Wishbone: The problem with that is that it often leads to pointless grinding of stupid tasks, such as forging 2000 useless daggers in order to maximize your blacksmithing skill. Or if you have weapon class skills and you've been using various swords from the start of the game, but then you find an awesome axe with much better stats than your current sword. Then you have to go back and kill a bazillion low-level creatures with it because you can't actually hit any creatures of your current level until you have gotten your axe skill up.
I would argue that having to use the axe against weaker creatures to become good at it is better than not being able to use the axe at all because you have spent some of your limited number of points on swords and can't fit axes into your build.
Also, this problem can be mitigated by not making accuracy too dependent on skills. For example, in the SaGa 3 remake, at one point you get a great sword and then have to fight a rather difficult boss that regenerates HP but is weak against that sword. Fortunately, the game is designed so that you have decent accuracy even without good agility or skill (you will still miss, but not all the time unlike SaGa 2), and the first learnable technique of a weapon is easy to learn provided you are in the correct race (in this case, cyborg, and note that race is changeable in this game).
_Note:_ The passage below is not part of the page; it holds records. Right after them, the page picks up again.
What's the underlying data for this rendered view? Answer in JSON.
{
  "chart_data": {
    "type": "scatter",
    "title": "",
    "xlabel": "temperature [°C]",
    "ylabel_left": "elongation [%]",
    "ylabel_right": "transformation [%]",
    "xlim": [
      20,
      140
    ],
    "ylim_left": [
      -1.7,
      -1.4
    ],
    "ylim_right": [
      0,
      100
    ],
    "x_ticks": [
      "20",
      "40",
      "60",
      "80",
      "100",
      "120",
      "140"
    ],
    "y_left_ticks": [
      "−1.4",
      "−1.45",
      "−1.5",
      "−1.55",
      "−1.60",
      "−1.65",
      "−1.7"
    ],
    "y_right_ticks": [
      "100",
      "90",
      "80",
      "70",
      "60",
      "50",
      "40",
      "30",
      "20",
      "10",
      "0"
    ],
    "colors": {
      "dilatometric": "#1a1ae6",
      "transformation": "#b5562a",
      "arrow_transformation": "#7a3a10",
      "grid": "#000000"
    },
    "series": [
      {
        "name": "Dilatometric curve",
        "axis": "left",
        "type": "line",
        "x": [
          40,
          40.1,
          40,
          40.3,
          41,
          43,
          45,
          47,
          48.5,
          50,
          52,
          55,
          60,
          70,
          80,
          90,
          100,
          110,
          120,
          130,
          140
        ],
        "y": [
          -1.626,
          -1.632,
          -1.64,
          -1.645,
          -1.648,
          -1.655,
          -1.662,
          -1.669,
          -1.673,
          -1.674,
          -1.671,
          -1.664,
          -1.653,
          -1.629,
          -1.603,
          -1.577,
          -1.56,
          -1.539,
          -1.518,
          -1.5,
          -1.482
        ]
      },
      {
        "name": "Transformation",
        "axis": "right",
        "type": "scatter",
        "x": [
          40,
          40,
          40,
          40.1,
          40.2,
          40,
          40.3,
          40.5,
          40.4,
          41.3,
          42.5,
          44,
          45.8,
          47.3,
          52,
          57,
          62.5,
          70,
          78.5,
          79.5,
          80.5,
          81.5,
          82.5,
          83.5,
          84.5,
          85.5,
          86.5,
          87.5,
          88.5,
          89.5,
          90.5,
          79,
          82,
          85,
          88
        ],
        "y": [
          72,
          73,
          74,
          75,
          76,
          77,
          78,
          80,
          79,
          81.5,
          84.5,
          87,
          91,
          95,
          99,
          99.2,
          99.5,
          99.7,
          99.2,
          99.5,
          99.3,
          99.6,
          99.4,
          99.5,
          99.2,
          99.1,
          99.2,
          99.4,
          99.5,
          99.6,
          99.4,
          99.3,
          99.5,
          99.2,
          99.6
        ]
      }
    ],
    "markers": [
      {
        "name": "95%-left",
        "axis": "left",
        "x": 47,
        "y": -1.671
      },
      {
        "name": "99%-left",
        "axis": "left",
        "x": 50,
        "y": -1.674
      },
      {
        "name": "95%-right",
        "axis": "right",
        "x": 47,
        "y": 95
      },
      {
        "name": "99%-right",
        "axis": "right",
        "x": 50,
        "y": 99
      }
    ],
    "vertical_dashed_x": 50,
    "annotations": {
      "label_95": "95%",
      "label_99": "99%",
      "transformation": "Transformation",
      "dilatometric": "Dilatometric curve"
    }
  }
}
Another thing that would help is having other party members who are still using weapons they're good at. For example, in the SaGa 3 remake, you could just have a character attack with a new weapon type, while other characters keep that character alive. (Also, unlike some games, you get your stat gains and skill levels immediately, so a character doesn't need to survive the battle to get stats and skills, and prolonging a battle leads to more stat growth than ending the battle quickly.)
For your forging 2000 daggers, in a well designed system, you would get more skill experience for performing harder tasks, like forging swords, battle axes, or spiked flails.
candesco: There is no difference between oblivion and morrowind regarding levelling, except that in morrowind you need to sleep to go to the next level.
Actually:
Oblivion requires you to sleep to gain the next level as well; the difference is that, in Morrowind, characters without Stunted Magicka will be sleeping to recover Magicka (making the leveling semi-automatic by my definition), while in Oblivion there's no real reason to rest other than leveling up (hence making the leveling manual) or getting vampire dreams.
Also, one other difference: In Morrowind, a skill increase after qualifying for a level up counts toward stat gain for your current level, while in Oblivion it counts toward your *next* level. (Incidentally, the way stat growth works is the one thing I dislike about the Morrowind/Oblivion system; if you just got stat points to distribute at level up (like in Daggerfall, but without the random factor) it wouldn't be so bad.)